Когда «супер» взлетел, диспетчер сказал раздумчиво:
– По-моему, он не превысил скорости движения разрешенную по земле, самолётам с тормозами.
– Вы бывший истребитель, вот вам и кажется, – миролюбиво возразил Терещенко. – Не можете привыкнуть к нашим черепашьим скоростям. Но работаете, молодцом! Передайте восемьсот восемьдесят второму на борт: после полета зайти ко мне.
– Может, не портить ему сейчас настроения?
– Передайте! И не забудьте записать нарушение в журнал.
– Слушаюсь!
Командир отряда уходил с ДП в хорошем настроении. Мысль поставить Романовского в ложное положение, унизить пришла к нему мгновенно, как только он увидел сомнительную ситуацию. И не потому, что думал раньше, как бы наказать, прибрать к рукам неугодного человека. Сработала выработанная в борьбе за место под солнцем привычка «хватать быка за рога, пока он еще не боднул больно». На военном языке это называется «упреждающим ударом». Подобной тактике научила жизнь.
В детстве он был самолюбивым, обидчивым мальчишкой. И практичным. Его идея засеять картохой укромную пустошь в лесу и не платить с нее продналог и другие подобные идеи приводили в восторг отца.
Закончив летную школу, он получил назначение в такой «медвежий угол», что хоть волком вой от нелетной погоды, скуки и безденежья.
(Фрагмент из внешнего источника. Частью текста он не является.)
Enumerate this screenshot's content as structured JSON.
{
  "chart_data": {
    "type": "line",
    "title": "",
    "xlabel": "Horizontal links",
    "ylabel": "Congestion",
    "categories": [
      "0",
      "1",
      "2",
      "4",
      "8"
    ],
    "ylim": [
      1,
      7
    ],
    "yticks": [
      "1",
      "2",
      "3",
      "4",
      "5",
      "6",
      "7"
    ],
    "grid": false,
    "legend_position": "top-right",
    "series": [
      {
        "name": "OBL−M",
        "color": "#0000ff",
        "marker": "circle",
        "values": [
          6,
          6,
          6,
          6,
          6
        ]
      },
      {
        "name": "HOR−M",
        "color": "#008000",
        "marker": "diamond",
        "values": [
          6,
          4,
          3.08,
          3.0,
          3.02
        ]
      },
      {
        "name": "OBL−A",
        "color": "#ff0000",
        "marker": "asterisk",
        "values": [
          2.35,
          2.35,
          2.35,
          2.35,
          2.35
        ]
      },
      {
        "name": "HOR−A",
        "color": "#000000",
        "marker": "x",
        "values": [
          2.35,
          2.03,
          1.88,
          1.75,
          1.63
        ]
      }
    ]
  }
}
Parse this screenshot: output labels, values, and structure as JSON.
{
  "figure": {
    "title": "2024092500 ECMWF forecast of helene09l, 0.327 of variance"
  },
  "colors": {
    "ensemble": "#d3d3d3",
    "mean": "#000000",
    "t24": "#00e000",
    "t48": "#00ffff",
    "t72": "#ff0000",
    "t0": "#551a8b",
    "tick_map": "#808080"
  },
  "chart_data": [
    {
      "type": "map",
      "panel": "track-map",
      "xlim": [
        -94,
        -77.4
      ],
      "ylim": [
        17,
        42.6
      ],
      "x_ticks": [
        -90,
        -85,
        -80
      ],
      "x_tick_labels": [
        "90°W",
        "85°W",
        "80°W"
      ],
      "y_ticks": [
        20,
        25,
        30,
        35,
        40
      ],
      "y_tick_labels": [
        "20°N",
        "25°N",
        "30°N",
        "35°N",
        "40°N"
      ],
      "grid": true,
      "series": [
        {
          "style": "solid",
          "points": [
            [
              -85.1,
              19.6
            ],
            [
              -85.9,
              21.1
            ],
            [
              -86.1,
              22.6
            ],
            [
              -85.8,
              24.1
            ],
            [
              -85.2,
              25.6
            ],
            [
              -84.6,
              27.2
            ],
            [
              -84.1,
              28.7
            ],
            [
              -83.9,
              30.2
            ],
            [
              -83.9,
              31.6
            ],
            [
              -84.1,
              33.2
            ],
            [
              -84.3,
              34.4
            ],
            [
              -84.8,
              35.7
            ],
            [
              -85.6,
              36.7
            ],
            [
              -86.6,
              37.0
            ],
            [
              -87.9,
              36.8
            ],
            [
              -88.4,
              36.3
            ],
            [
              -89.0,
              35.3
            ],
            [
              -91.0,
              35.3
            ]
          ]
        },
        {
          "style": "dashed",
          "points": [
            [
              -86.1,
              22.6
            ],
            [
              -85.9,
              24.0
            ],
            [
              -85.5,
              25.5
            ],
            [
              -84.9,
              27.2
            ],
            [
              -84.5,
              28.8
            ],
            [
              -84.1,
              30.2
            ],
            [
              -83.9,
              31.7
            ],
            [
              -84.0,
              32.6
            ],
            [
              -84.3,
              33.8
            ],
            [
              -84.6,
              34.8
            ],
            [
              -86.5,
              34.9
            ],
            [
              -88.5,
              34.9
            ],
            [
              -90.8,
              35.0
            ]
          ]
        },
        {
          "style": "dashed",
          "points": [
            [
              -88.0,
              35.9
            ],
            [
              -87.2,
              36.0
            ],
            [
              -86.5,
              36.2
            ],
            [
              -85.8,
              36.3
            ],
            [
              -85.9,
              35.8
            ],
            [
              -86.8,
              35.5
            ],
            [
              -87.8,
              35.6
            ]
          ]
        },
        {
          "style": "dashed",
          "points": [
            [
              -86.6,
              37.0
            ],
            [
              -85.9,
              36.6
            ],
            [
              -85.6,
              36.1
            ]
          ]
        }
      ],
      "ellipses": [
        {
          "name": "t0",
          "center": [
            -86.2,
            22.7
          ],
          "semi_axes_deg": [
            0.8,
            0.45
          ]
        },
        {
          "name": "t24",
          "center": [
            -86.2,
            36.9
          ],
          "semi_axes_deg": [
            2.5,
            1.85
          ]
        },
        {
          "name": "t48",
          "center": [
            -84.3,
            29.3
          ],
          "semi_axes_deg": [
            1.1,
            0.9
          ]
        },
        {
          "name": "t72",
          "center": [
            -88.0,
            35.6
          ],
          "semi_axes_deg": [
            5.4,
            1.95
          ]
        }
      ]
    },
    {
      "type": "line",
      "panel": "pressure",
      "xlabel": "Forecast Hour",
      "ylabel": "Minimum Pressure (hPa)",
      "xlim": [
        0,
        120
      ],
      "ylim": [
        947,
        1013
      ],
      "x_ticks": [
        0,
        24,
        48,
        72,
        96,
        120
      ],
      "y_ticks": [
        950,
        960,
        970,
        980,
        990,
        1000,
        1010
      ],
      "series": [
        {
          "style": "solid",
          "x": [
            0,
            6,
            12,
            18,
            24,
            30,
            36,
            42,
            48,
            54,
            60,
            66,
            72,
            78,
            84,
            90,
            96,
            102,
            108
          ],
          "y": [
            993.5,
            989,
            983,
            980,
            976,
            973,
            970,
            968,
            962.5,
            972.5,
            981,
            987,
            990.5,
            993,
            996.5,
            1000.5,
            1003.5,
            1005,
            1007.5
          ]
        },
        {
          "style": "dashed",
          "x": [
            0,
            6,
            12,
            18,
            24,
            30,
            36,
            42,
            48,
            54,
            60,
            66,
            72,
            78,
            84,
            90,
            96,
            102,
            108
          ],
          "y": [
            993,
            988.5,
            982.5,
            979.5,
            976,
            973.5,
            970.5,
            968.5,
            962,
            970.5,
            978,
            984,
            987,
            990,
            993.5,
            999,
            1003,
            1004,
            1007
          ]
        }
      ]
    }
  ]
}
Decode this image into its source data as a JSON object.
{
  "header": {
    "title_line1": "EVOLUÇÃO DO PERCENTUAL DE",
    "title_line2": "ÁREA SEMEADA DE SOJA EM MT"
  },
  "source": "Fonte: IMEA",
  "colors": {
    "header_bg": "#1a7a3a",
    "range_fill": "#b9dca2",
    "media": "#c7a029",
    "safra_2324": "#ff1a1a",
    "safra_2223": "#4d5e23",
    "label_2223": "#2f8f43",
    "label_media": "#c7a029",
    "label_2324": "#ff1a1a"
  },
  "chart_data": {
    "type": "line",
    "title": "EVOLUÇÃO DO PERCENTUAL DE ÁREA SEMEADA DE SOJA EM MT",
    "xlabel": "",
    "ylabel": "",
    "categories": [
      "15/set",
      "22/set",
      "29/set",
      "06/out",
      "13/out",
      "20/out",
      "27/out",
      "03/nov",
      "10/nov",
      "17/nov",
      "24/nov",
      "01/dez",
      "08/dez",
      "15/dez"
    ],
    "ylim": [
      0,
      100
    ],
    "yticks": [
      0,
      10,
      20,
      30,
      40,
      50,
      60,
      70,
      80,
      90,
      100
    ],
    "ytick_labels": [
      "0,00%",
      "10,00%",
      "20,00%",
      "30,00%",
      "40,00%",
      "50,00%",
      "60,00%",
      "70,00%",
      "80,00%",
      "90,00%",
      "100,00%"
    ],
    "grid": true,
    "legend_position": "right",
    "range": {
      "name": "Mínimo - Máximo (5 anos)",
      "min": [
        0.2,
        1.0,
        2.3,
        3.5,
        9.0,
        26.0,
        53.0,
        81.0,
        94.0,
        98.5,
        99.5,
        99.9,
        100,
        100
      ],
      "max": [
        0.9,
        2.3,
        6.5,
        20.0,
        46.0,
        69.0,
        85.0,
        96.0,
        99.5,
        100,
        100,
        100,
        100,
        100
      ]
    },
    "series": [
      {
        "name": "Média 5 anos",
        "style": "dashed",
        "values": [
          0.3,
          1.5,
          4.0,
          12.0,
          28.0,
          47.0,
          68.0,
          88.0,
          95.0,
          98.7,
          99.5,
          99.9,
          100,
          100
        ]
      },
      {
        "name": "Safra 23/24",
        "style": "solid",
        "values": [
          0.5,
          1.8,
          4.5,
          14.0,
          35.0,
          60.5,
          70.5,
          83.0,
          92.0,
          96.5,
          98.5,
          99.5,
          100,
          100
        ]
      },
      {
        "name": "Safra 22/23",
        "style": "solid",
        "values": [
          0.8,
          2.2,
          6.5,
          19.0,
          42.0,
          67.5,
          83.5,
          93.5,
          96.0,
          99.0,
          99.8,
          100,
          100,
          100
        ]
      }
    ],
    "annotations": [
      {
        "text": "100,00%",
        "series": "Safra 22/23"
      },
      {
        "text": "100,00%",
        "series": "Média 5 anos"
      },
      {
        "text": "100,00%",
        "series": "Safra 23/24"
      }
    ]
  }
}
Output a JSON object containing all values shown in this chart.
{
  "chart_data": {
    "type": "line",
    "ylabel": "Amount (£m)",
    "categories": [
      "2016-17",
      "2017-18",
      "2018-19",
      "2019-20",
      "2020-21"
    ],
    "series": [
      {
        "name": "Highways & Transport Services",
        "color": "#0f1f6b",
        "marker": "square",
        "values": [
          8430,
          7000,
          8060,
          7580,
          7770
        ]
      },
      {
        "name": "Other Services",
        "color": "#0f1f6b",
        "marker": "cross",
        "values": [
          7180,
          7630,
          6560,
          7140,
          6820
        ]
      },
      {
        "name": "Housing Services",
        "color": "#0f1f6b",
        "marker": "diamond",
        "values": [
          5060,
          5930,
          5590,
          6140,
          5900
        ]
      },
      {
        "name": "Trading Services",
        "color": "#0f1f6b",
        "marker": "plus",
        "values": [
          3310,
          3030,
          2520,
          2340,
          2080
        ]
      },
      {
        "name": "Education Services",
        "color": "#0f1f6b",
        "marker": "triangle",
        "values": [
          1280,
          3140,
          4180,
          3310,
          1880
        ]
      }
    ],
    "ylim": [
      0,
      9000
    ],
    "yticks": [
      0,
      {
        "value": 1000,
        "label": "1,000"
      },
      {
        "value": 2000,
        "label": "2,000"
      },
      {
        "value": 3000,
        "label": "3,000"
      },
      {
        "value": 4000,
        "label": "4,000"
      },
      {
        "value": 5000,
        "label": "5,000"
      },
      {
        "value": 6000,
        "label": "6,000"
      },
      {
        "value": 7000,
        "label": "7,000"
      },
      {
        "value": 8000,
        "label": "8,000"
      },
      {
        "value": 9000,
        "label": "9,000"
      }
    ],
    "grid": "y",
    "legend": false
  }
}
А его друг попал в подразделение аэрофлота другой республики.
По служебной лестнице Терещенко взбирался медленно, хотя не сомневался в своих незаурядных организаторских способностях и летном таланте. Чтобы ускорить взлет, пришлось очередной раз «упредить» одного из выскочек (напоить, а потом «нечаянно» показать начальству).
Если приходили на память подобные истории, он не терзался, как мягкотелая девица, считая подобные действия не подлостью, а самообороной. Он действовал не ради карьеры (как понимают ее искатели легкой и сладкой жизни). Используя неэтичные методы продвижения по службе, занимал пост и смело брал на себя ответственность, иногда очень тяжелую. Считал, что лучше приложить усилия и пробраться самому, чем допустить к рулю случайных, блатных.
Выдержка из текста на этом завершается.